For Murray, theater represents much more than sets and actors and those magical moments when actors find themselves embodying their characters and delivering their lines in ways that resonate deeply with their audience. At its best, she says, it is also instructive, especially to young people still becoming their own unique selves.
“Theater is really just thinly veiled life skills,” she said. “It teaches empathy. It builds confidence. It’s magical in that way.”
Murray said she tries to reach young actors and actresses “before the harm is done,” that is, before the ignoble gases of early success cause their heads to swell and a sense of entitlement to rise. For Murray, understanding theater is understanding self-discipline, humility and gratitude.

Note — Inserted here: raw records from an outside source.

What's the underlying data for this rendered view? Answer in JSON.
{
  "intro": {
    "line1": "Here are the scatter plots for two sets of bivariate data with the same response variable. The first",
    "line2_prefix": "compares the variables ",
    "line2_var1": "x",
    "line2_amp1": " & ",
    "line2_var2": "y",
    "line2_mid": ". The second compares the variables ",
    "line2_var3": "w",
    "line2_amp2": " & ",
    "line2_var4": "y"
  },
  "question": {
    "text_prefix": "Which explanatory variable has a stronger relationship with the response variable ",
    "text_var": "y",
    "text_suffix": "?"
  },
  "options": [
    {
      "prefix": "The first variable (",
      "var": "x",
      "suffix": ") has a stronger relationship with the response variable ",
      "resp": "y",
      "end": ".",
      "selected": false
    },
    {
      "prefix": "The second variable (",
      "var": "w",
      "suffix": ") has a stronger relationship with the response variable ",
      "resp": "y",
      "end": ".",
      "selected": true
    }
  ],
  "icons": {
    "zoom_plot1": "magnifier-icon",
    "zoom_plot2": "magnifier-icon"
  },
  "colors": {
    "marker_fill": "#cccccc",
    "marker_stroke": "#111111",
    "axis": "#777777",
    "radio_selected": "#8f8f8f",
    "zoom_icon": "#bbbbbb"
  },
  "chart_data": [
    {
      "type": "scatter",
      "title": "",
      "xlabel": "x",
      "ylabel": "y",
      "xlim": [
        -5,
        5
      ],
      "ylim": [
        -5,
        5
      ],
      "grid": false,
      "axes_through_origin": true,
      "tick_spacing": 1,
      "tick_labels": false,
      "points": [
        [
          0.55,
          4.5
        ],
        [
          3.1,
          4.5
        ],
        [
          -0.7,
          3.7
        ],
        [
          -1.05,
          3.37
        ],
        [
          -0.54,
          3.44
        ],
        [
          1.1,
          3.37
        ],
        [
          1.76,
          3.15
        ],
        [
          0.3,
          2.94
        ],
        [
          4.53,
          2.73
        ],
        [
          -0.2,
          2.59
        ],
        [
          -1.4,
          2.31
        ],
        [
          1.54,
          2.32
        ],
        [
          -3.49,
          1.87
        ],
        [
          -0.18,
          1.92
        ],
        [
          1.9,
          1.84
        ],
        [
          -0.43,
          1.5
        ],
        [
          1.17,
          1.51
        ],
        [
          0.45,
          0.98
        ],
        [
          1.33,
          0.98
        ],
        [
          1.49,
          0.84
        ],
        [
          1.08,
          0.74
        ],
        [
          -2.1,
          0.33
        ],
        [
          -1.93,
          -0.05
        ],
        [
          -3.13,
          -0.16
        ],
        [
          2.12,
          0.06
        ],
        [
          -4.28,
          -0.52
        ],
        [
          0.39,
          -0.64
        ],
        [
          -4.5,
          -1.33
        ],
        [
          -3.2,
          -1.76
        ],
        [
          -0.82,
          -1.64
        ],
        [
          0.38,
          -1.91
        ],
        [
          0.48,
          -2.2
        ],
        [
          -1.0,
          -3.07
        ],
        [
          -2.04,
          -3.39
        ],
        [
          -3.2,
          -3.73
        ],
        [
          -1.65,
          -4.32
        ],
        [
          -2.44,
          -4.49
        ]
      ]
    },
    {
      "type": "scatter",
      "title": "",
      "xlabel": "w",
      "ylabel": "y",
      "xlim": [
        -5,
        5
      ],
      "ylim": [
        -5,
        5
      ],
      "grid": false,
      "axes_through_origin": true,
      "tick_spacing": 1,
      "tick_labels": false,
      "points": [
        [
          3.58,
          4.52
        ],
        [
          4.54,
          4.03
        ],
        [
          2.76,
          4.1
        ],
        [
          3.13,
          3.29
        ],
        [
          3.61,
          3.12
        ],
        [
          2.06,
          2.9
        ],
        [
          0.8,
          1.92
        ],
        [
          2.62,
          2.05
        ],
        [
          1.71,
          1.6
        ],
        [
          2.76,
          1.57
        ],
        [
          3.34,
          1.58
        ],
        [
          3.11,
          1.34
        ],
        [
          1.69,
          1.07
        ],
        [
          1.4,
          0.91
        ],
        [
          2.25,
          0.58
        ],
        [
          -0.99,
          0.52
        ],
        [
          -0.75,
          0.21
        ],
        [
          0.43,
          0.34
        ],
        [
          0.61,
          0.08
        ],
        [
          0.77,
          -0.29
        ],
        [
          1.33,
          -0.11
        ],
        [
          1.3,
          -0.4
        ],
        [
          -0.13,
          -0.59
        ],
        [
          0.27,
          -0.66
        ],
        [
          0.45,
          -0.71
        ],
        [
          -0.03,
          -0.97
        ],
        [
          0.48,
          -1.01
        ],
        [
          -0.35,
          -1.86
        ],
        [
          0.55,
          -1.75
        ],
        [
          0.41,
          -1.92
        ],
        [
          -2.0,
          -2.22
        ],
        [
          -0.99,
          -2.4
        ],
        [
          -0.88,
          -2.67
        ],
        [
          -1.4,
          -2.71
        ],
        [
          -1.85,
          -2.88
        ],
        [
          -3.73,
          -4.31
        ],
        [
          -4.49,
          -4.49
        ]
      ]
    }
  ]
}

Murray brought these convictions with her when she and Jellinek moved to Hawaii in the early 1990s, and kept them in constant practice during the seven years that she oversaw an earlier version of the Young Actors Ensemble for Hawaii Theatre for Youth.
At HTY, Murray worked with youth from middle school through high school, instilling enthusiasm and respect for the craft in her younger students and offering intensive, high-level instruction to those advanced students interested in pursuing a career onstage.
Now offered as an extension program at HPU, the ensemble continues to provide theatrical training to young actors. It also continues to stage a full Shakespearean production each year as a showcase for the students’ achievement.
This year the 15-member ensemble is tackling the Bard’s “A Midsummer Night’s Dream” — with an added dimension that speaks to Murray’s belief in the beneficial qualities of theater.
In researching fairies for the supernatural production, in which quibbling fairies subject errant human lovers to their vexing influence, Murray noticed a common theme in the low regard with which fairies regarded humans. And yet, she thought, by the conclusion of the play, even the troublemaking fairy Puck finds cause to seek forgiveness (“If you pardon, we will mend”).
In Murray’s production, then, a premise is offered in which the fairies themselves have taken to the stage to present a story of human weakness and folly — “Lord, what fools these mortals be!” — yet by the end find themselves illuminated by its very telling and unexpectedly more understanding of the mortal fools whose roles they have adopted.
“It’s about empathy,” Murray said. “It’s a box in a box of what theater can do.”
The play will run May 12-14 at the Paul and Vi Loo Theatre at HPU’s Windward campus. For more information, visit hpu.edu/theatre or call 236-7917.
In addition, the cast will present a lighthearted scene from the play as a free, public performance at the Hawaii Book & Music Festival on Sunday, 4:30 p.m., at the Keiki Pavilion at Honolulu Hale.